Table 2. Primary and secondary outcomes1

DFS, disease-free survival; OS, overall survival; GvDH, graft-versus-host disease; MAC, myeloablative conditioning; RIC, reduced intensity conditioning; TRM, transplant-related mortality.

Outcome

MAC (n = 32)

RIC (n = 46)

Follow-up, median (range)

369 (28–397)

440 (39–1,259)

Primary

OS at 1 year, % (95% CI)

 

74.1 (52.9–86.8)

 

77.8 (61.6–87.8)

Secondary

Neutrophil engraftment, median (range)

19 (13–92)

18 (16–40)

Platelet engraftment, median (range)

30 (13–92)

38 (24–98)

Relapse rate, %

6.3

17.4

TRM Day 100, %

6.3

2.2

TRM 1 year, %

18.8

8.7

Acute II–IV GvHD, %

21.9

43.5

Acute III–IV GvHD, %

3.1

21.7

Chronic GvHD 1 year, %

31.2

43.5

Severe chronic GvHD (NIH), %

6.3

6.5

Conclusion

The study shows encouraging overall survival rates in patients at 1 year irrespective of conditioning regimen.
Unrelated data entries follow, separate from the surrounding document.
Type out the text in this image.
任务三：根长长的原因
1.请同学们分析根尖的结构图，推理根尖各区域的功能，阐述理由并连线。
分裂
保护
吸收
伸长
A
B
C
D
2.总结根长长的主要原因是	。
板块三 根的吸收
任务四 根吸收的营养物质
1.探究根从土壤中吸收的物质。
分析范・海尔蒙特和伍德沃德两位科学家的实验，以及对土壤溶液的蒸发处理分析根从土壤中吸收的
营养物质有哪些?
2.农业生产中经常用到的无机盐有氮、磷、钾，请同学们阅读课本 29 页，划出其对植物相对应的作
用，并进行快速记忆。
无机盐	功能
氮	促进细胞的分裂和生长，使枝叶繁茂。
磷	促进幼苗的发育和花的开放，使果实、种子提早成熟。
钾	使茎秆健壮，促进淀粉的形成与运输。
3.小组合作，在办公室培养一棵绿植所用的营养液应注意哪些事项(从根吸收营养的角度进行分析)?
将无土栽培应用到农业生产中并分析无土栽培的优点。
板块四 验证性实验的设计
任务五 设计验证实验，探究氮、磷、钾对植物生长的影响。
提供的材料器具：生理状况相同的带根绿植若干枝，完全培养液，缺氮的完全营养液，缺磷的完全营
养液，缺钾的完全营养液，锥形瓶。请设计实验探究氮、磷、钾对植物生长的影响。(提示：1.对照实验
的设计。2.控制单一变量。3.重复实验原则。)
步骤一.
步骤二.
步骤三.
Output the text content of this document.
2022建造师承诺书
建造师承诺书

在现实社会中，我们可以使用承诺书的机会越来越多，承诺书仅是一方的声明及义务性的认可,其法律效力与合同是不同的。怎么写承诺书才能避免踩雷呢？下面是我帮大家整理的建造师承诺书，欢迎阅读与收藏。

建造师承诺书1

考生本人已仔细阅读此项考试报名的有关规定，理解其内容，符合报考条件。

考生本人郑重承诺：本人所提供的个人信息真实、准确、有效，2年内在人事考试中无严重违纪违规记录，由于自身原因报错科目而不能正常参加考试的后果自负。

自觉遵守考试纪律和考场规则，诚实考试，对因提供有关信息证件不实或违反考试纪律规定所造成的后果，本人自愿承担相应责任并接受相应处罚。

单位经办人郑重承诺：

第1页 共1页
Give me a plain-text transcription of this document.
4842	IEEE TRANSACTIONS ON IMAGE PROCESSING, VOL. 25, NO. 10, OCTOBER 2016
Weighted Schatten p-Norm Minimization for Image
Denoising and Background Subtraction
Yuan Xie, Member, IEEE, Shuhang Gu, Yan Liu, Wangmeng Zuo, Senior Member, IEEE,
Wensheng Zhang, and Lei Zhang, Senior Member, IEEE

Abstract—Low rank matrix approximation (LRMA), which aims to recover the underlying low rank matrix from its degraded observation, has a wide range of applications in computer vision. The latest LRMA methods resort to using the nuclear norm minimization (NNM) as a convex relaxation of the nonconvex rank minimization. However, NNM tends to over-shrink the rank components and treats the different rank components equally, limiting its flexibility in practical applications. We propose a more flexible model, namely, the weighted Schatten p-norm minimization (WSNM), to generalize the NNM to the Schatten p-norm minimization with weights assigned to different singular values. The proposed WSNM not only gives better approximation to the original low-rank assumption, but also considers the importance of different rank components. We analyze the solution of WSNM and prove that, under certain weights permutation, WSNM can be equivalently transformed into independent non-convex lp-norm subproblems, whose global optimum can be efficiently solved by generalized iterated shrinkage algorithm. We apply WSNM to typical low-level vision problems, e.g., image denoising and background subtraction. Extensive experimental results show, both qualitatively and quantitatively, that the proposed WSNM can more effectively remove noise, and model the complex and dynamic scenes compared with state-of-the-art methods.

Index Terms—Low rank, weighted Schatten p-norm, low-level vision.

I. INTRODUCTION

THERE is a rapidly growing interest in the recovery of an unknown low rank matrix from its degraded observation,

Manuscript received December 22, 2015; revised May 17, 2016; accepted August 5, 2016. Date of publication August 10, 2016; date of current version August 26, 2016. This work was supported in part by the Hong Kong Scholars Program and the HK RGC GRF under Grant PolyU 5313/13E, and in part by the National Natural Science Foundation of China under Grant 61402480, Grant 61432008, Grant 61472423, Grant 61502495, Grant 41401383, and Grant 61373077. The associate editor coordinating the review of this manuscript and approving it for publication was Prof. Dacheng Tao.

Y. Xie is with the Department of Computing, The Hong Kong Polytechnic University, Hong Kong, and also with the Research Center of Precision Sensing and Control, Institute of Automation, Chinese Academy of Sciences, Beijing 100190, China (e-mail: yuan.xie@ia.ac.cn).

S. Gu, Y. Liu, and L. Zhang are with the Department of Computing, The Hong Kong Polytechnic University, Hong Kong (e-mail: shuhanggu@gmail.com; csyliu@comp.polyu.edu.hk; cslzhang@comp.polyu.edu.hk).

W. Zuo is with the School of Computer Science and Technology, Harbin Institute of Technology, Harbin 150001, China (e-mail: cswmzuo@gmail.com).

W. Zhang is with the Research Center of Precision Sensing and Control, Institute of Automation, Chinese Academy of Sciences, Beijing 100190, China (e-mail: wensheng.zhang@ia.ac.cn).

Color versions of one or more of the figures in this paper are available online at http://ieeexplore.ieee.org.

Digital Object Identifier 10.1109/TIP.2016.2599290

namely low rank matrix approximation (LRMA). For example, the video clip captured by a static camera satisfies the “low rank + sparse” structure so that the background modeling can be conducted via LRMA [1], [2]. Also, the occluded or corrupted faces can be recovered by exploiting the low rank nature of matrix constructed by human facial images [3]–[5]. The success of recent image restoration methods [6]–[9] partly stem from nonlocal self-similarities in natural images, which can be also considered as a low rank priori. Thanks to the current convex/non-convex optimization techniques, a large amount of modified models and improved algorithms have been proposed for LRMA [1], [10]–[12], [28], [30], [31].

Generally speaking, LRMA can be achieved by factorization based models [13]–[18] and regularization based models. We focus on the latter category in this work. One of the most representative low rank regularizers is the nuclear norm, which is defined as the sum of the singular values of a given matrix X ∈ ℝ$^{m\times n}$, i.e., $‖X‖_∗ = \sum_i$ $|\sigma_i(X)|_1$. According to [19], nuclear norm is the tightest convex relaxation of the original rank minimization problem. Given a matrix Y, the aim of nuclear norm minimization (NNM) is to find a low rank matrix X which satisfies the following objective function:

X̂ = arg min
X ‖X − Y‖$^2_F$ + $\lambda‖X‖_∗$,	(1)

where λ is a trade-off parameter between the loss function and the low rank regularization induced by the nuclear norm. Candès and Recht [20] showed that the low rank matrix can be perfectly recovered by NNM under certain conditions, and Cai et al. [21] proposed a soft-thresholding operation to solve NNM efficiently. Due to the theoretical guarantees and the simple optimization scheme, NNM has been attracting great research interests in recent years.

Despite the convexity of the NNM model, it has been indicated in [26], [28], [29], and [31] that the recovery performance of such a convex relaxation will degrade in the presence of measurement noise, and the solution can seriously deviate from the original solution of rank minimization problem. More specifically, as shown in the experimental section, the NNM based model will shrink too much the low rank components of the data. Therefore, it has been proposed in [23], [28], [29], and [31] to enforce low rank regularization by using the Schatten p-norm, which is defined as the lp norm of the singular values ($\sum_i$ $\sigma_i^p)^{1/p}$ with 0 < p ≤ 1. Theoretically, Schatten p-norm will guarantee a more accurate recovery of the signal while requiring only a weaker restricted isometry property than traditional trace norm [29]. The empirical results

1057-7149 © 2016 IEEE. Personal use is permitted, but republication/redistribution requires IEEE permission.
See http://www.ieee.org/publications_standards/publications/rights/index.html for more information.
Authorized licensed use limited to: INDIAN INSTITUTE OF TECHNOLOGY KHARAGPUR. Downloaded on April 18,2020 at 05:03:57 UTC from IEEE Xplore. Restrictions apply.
However, early relapse in RIC patients is a concern, while TRM and toxicity profile were significantly higher in patients who received MAC. GvHD rates in both groups are high but majority are mild to moderate acute or chronic GvHD. While relapse seemed to be very well controlled in the MAC arm, a longer follow-up is required to assess relapse rates in both groups. The authors perceived a need for further refinement of the conditioning and GvHD prophylaxis regimen, which they have incorporated in their follow-up phase II multicenter (Australia and New Zealand) ANZHIT-2 study.